Construct a correlation matrix to examine the relationship between how many hours per week students exercise, their heights, their weights, and their resting pulse rates.
This example uses the 'StudentSurvey' dataset from the Lock5 textbook. The data was collected from a sample of 362 college students.
To construct a correlation matrix in Minitab...

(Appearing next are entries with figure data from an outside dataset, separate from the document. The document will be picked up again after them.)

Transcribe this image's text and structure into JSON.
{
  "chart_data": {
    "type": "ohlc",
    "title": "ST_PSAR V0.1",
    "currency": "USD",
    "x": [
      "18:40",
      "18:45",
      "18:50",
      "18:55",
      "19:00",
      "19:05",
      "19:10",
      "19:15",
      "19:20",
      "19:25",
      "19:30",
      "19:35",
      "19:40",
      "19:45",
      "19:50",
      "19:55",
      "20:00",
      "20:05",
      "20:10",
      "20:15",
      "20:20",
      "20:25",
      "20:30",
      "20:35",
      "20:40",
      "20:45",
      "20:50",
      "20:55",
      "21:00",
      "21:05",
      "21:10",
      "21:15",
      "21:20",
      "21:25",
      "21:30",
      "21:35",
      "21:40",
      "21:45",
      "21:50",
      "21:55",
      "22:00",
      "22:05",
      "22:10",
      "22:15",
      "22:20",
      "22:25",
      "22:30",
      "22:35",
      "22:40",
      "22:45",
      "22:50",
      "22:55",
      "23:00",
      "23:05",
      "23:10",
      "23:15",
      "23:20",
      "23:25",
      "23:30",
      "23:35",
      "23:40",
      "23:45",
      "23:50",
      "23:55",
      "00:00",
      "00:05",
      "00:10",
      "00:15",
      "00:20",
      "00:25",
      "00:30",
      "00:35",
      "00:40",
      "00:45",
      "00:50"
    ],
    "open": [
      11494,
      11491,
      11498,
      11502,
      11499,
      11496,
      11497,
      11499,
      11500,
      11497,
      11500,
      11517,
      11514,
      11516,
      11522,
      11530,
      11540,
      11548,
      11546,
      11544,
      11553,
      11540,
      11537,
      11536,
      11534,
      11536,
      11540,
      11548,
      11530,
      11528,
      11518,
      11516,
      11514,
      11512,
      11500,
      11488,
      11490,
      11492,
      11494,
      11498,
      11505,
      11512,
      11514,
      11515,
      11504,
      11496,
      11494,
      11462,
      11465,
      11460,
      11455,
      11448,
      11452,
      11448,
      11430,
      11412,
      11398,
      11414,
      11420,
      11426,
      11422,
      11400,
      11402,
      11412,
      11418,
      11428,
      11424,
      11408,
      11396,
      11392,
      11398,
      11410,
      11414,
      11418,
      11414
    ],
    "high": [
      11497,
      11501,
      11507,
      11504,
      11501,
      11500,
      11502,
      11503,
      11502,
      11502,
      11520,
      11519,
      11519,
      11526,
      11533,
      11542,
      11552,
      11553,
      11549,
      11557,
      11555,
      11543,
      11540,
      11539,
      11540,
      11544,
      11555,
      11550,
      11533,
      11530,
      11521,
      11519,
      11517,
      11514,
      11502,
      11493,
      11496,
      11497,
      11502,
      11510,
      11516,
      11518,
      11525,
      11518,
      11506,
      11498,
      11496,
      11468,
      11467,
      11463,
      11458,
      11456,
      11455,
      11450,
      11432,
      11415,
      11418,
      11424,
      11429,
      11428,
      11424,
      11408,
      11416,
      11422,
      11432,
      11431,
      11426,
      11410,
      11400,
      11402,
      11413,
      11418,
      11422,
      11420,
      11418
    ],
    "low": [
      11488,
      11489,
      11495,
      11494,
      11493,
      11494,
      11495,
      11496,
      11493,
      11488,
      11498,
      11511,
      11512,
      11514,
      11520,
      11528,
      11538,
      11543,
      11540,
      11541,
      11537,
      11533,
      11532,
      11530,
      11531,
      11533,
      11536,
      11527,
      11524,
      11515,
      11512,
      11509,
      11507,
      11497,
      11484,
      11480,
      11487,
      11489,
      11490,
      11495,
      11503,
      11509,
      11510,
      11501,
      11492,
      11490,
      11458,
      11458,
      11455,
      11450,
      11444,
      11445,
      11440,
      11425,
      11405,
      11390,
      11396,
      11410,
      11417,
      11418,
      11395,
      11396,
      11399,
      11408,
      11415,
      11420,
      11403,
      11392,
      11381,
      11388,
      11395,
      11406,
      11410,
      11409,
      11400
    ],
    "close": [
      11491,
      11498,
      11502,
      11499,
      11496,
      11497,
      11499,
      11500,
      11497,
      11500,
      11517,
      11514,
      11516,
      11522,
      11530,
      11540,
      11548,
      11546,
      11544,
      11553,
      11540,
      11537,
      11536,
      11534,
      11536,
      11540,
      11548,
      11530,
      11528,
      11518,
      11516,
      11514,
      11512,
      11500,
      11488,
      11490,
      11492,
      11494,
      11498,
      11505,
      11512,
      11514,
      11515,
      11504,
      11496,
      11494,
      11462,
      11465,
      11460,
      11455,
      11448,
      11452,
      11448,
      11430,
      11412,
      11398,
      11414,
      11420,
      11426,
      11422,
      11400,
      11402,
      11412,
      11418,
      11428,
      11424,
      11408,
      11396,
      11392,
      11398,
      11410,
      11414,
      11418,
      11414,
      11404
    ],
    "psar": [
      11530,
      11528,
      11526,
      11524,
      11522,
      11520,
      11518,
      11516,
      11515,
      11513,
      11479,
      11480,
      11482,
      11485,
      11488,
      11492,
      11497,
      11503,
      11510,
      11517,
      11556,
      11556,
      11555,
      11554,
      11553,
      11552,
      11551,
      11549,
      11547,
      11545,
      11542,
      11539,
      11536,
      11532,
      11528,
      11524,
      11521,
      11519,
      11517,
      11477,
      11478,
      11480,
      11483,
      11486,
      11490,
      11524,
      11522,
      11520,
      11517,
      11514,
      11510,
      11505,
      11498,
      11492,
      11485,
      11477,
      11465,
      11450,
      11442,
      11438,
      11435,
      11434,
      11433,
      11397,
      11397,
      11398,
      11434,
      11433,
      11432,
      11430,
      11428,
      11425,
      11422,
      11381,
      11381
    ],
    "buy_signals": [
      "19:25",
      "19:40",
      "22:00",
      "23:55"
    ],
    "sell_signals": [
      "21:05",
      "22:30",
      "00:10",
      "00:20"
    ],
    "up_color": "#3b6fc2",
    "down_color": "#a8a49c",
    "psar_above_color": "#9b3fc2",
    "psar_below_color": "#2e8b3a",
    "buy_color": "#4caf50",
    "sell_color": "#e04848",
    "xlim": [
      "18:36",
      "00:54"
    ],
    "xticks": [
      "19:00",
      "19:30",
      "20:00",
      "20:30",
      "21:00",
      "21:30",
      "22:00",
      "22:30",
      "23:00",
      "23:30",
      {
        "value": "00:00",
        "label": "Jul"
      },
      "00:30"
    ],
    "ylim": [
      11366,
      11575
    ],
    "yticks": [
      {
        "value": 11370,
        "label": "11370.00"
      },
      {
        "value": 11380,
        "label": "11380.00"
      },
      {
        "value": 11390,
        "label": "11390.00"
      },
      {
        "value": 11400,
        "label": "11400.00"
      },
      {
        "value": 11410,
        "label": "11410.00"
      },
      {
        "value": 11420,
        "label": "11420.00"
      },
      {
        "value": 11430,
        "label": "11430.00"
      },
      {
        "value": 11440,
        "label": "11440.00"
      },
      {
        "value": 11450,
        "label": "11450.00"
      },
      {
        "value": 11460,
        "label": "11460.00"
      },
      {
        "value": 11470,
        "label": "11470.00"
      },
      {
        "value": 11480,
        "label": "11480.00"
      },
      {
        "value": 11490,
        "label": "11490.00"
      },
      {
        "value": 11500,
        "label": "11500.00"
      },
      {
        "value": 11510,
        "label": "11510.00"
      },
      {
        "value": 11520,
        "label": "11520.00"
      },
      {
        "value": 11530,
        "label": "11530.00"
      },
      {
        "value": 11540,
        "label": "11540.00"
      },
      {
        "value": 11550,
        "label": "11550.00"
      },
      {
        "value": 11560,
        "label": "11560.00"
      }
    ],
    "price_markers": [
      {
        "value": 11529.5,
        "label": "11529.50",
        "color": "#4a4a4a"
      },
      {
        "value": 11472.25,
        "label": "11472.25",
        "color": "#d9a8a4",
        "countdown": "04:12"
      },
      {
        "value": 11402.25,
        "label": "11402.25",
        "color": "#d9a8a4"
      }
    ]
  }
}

- Open the Minitab file: StudentSurvey.mpx
- Select Stat > Basic Statistics > Correlation
- Enter the variables Exercise, Height, Weight and Pulse into the Variables box
- Select the Graphs... button and select Correlations and p-values from the dropdown
- Select the Results... button and verify that the Correlation matrix and the Pairwise correlation table boxes are checked
- Click OK and OK
This should result in the following output:
Correlation
Exercise | Height | Weight | |
---|---|---|---|
Height | 0.118 | ||
Weight | 0.118 | 0.619 | |
Pulse | -0.172 | -0.082 | -0.120 |
Pairwise Pearson Correlations
Sample 1 | Sample 2 | N | Correlation | 95% CI for ρ | P-Value |
---|---|---|---|---|---|
Height | Exercise | 354 | 0.118 | (0.014, 0.220) | 0.026 |
Weight | Exercise | 356 | 0.118 | (0.015, 0.220) | 0.026 |
Pulse | Exercise | 361 | -0.172 | (-0.271, -0.071) | 0.001 |
Weight | Height | 352 | 0.619 | (0.551, 0.680) | 0.000 |
Pulse | Height | 355 | -0.082 | (-0.184, 0.023) | 0.124 |
Pulse | Weight | 357 | -0.120 | (-0.221, -0.016) | 0.023 |
Interpretation
When we look at the matrix graph or the pairwise Pearson correlations table we see that we have six possible pairwise combinations (every possible pairing of the four variables). Let's say we wanted to examine the relationship between exercise and height. We would find the row in the pairwise Pearson correlations table where these two variables are listed for sample 1 and sample 2. In this case, that is the first row. The correlation between exercise and height is 0.118 and the p-value is 0.026.
If we were conducting a hypothesis test for this relationship, these would be step 2 and 3 in the 5 step process.